Ok, now it is your turn, dear beloved reader.  What are some of your money saving tips and tricks?  I wanna know!

7 thoughts on “A Naked Turkey and a Challenge

  1. Hey Crystal,
    I use to work with your awesome mother-in-law and keep in touch with her daily. Anyway back to your question. Ways I save, combining coupons with sales, using white vinegar, borax, baking soda for all my cleaning needs. Using a steam cleaner for my floors. The upfront cost for the steam cleaner can be high, but it saves in the long run. Making my own laundry detergent. Stocking up on meat and anything else we need when it goes on sale. Including clothes, shoes etc. We try not to pay full price for anything. I also learned that if something is not going to spoil I stock up as much as I can to get us to the next sales cycle. Such as soups, sugar and things only go on sale certain times of the year usually in the fall. So I try to get enough to make it till the next fall. That may sound crazy, but it has helped us out a lot. If you want more ideas or more in depth information feel free to email me. I love reading your blogs :o ). Your just awesome!!

    • Ah, thanks Jenn! And thanks for all the really great tips! I haven’t ever made my own laundry soap, I have always wondered if it worked as well as the purchased stuff. Thoughts?
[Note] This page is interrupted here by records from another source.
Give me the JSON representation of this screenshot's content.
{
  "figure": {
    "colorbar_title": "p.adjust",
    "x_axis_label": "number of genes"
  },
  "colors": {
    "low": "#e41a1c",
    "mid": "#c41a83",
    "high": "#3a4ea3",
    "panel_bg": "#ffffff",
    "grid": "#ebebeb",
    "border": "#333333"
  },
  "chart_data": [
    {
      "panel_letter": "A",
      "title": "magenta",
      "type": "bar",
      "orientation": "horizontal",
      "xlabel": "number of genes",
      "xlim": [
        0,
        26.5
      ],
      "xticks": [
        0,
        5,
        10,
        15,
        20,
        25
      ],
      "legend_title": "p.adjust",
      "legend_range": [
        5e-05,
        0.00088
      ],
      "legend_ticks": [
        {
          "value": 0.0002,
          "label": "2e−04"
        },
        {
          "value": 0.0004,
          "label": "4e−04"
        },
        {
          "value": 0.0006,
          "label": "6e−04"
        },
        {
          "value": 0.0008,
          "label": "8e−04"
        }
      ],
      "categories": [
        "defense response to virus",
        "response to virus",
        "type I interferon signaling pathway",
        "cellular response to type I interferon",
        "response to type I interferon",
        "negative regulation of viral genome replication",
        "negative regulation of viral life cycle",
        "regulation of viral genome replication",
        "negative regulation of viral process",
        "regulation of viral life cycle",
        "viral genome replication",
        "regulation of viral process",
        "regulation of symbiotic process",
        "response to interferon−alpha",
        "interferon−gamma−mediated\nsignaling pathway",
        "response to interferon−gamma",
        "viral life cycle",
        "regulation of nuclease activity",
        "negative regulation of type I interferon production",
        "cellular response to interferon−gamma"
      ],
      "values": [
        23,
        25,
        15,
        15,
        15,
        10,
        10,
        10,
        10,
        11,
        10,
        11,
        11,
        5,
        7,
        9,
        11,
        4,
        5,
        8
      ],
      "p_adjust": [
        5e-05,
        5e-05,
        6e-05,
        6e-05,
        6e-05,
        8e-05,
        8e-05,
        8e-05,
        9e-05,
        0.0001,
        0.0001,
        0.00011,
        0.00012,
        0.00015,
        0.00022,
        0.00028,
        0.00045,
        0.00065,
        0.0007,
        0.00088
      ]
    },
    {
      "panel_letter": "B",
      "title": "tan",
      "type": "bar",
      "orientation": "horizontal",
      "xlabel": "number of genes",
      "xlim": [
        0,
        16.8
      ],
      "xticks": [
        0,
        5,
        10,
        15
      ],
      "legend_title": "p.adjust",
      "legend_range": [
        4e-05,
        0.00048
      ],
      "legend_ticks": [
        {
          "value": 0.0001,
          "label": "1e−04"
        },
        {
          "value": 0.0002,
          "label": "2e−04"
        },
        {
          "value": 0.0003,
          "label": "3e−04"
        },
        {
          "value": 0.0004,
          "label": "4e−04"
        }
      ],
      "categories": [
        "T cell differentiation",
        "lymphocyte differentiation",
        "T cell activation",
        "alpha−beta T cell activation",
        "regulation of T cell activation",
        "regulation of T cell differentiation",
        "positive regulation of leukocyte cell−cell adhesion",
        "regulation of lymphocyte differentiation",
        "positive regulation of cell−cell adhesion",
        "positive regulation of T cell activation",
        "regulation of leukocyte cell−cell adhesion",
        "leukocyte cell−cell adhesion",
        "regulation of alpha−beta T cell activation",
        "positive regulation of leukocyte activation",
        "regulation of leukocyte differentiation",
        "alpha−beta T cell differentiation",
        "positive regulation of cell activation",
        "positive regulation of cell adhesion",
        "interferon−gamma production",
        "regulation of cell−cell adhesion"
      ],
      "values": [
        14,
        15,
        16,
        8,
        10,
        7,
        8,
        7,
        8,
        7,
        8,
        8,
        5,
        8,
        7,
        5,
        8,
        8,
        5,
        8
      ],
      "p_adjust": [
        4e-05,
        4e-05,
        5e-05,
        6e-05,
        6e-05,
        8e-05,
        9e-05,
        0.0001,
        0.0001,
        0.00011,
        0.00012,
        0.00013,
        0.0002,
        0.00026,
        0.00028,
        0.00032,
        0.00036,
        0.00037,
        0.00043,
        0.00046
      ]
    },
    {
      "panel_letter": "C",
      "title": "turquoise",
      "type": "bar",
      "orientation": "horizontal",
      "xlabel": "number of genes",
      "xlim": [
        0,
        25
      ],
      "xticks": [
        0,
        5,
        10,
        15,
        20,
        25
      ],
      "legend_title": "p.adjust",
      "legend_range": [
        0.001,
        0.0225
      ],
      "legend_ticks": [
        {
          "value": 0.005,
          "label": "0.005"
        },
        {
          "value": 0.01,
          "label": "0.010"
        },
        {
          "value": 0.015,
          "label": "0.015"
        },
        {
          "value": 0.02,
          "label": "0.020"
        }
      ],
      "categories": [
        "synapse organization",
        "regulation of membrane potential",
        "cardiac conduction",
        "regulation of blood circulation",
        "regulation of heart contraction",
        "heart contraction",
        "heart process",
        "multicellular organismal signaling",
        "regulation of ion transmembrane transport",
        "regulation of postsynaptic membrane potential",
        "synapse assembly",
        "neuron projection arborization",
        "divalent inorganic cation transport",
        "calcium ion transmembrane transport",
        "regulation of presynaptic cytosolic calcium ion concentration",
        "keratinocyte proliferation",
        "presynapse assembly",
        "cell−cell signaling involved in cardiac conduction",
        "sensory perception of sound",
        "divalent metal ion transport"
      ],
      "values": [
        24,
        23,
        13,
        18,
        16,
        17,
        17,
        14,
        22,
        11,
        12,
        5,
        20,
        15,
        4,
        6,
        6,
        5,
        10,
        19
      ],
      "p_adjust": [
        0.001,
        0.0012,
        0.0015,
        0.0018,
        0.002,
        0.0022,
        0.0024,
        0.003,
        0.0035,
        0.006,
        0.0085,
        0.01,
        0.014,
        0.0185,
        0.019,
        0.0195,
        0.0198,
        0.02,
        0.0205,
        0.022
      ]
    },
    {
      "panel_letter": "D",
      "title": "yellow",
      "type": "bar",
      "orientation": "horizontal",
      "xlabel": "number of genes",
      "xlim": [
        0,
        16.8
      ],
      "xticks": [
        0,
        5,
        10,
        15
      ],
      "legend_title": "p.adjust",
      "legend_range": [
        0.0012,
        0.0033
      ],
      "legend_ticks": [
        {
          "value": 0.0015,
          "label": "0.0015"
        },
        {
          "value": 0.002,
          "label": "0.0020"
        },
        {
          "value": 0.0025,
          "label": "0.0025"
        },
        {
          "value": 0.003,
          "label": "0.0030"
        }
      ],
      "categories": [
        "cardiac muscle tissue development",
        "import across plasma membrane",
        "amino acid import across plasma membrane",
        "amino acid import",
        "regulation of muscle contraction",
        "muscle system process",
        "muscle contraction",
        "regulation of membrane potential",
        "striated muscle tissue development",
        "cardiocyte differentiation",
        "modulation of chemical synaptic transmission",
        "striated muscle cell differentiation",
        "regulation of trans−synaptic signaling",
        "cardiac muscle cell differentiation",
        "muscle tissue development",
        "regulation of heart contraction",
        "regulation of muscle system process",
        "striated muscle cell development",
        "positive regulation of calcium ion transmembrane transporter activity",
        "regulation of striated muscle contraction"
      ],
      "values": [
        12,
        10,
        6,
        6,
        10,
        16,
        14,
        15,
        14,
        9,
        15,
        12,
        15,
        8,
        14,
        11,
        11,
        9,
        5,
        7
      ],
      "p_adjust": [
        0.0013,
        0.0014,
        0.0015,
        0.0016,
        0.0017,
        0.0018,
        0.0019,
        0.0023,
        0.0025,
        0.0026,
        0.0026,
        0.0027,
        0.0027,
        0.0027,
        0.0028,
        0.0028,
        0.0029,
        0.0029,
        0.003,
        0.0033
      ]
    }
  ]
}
      • crystal we have had great success with homemade laundry detergent. I have two different recipes and we like both of them. My sister has recently started making a different one and also really likes it. We don’t have a dishwasher, but I too have looked at the dishwasher soap recipes. I also make our liquid hand soap now from bar soap very easy and works just as well we think. It can also be used as bodywash. The awesome thing about the homemade detergent is its great for sensitive skin and can be used on baby clothes.

  2. I have made my own laundry detergent just recently. I think it cleans just as good as the store bought. I have also seen recipes for homemade fabric softener and dishwasher detergent that I plan on trying.
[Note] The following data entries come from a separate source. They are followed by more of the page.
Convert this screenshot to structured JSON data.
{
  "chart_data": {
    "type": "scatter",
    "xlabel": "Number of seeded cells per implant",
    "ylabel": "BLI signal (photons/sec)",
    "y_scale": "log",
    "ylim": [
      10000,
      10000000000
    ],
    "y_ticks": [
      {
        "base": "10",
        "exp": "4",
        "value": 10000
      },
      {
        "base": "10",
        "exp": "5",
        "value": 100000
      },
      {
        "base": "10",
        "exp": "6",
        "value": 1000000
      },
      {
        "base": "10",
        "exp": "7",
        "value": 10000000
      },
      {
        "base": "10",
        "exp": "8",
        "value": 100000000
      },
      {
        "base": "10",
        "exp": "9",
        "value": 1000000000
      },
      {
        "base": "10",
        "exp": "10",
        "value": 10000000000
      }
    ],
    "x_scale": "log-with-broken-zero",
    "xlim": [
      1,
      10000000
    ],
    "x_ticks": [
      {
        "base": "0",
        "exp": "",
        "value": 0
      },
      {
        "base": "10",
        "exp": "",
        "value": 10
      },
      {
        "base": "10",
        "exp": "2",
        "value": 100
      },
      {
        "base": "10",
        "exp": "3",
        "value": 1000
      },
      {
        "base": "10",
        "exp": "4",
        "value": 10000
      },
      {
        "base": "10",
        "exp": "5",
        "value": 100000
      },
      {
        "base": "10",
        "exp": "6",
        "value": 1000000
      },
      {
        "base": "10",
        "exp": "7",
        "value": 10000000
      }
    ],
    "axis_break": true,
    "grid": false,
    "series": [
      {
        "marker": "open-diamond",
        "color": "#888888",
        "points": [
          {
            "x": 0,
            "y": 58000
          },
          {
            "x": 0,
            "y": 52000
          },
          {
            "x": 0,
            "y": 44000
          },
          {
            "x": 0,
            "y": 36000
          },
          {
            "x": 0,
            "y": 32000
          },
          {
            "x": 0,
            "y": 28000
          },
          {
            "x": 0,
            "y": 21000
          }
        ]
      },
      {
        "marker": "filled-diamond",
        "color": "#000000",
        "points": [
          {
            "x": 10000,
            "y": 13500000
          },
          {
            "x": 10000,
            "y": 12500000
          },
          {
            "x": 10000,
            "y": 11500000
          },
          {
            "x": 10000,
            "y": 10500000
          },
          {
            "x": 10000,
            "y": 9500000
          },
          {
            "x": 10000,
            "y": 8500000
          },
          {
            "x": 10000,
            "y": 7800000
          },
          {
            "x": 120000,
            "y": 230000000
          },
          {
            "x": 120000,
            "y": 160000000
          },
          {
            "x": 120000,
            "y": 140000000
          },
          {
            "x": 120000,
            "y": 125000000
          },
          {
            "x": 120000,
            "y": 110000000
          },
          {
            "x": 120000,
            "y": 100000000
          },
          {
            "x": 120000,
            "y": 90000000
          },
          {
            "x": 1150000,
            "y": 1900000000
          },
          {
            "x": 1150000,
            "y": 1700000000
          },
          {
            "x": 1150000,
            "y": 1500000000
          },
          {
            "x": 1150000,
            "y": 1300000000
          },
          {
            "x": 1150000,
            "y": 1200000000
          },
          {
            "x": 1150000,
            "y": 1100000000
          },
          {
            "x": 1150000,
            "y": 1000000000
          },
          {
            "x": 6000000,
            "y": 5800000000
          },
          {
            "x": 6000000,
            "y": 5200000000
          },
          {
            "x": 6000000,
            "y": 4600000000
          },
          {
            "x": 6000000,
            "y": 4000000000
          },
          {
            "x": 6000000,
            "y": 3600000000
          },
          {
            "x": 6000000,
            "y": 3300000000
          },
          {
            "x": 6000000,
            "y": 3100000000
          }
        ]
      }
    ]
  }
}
  3. I know you do NOT want me to post here what my b-i-g moneysaving tip is :) So let me just say that I’m proud of you for having a plan. I’m proud of you for giving yourself grace. And, I’m proud of you for undertaking yet another challenge. Your successes are building. Hooray for you!

    • I think you have a great BIG money saving tip, the year of no buy zone is awesome and I bet pretty tough. Thank you for all your encouragement dear lady!